Paper is available at arXiv
@inproceedings{sc25agile,
author = {Yang, Zhuoping and Zhuang, Jinming and Chen, Xingzhen and Jones, Alex K and Zhou, Peipei},
title = {AGILE: Lightweight and Efficient Asynchronous GPU-SSD Integration},
year = {2025},
booktitle = {Proceedings of the International Conference for High Performance Computing, Networking, Storage, and Analysis, SC 2025},
series = {Supercomputing '25}
}Thanks for your interest in this project. Your growing engagement will inspire us to improve and enhance AGILE continually.
π AGILE tutorial examples are keeping updating now! See ./tutorial π
Note: The benchmarks currently use deprecated APIs to initialize SSDs, which may not work and will be updated soon. The temporary solution is to refer to the host code in the tutorial folder and use the CUDA kernel code from the benchmarks.

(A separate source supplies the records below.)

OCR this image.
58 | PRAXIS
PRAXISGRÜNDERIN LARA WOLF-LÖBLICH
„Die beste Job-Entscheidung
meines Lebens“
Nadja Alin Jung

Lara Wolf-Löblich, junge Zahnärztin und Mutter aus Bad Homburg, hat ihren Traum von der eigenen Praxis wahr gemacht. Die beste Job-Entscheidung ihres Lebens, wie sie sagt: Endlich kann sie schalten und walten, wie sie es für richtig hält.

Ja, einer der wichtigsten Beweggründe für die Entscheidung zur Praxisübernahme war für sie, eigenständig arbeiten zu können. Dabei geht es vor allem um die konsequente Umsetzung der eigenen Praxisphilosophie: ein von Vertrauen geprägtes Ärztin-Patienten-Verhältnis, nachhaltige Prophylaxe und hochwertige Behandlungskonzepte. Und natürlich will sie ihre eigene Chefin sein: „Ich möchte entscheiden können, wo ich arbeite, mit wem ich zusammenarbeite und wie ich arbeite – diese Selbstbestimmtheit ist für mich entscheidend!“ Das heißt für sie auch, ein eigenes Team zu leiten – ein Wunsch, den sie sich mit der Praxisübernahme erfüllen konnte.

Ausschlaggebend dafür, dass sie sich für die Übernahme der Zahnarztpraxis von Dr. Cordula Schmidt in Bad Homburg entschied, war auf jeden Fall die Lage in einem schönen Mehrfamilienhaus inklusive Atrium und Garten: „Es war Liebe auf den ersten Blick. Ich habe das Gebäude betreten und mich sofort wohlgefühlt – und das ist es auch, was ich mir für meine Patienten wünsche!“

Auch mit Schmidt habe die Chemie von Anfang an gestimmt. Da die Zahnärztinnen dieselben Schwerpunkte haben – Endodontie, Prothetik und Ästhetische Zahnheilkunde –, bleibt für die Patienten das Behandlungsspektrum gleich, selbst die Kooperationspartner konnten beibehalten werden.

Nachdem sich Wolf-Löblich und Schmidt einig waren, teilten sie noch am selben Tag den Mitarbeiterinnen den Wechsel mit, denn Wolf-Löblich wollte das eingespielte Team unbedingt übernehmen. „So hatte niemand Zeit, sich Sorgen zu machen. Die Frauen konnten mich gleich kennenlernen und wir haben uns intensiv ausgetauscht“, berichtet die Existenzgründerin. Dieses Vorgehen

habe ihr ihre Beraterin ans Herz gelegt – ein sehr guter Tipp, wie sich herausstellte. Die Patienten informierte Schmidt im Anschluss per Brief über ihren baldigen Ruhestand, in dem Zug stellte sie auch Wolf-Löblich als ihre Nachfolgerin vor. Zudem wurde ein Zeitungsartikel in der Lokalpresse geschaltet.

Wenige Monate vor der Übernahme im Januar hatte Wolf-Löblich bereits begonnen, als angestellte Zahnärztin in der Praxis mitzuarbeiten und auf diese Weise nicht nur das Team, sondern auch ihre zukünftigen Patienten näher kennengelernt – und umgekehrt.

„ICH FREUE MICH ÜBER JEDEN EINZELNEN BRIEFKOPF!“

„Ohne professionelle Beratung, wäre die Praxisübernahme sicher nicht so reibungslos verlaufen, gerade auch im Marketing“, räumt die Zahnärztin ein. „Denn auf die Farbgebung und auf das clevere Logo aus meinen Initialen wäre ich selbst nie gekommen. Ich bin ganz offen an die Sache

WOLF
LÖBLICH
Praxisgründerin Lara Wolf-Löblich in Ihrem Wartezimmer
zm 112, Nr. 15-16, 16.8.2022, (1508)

AGILE requires a modified version of GDRCopy, which is included in this repo (./driver/gdrcopy). Please follow the instructions to build and install it.
Note: The requirement on this modified GDRCopy drvier will be removed soon.
To use AGILE, you must backup all data and switch to the AGILE NVMe driver for the target NVMe SSDs. Check switch to AGILE driver for more details.
AGILE relies on the GPUs' BAR1 Memory as the source and destination in GPU-SSD peer-to-peer communication. If the default BAR1 memory size is too small (typically 128MB), please refer NVIDIA Display Mode Selector Tool (1.67.0) to increase the BAR1 memory size.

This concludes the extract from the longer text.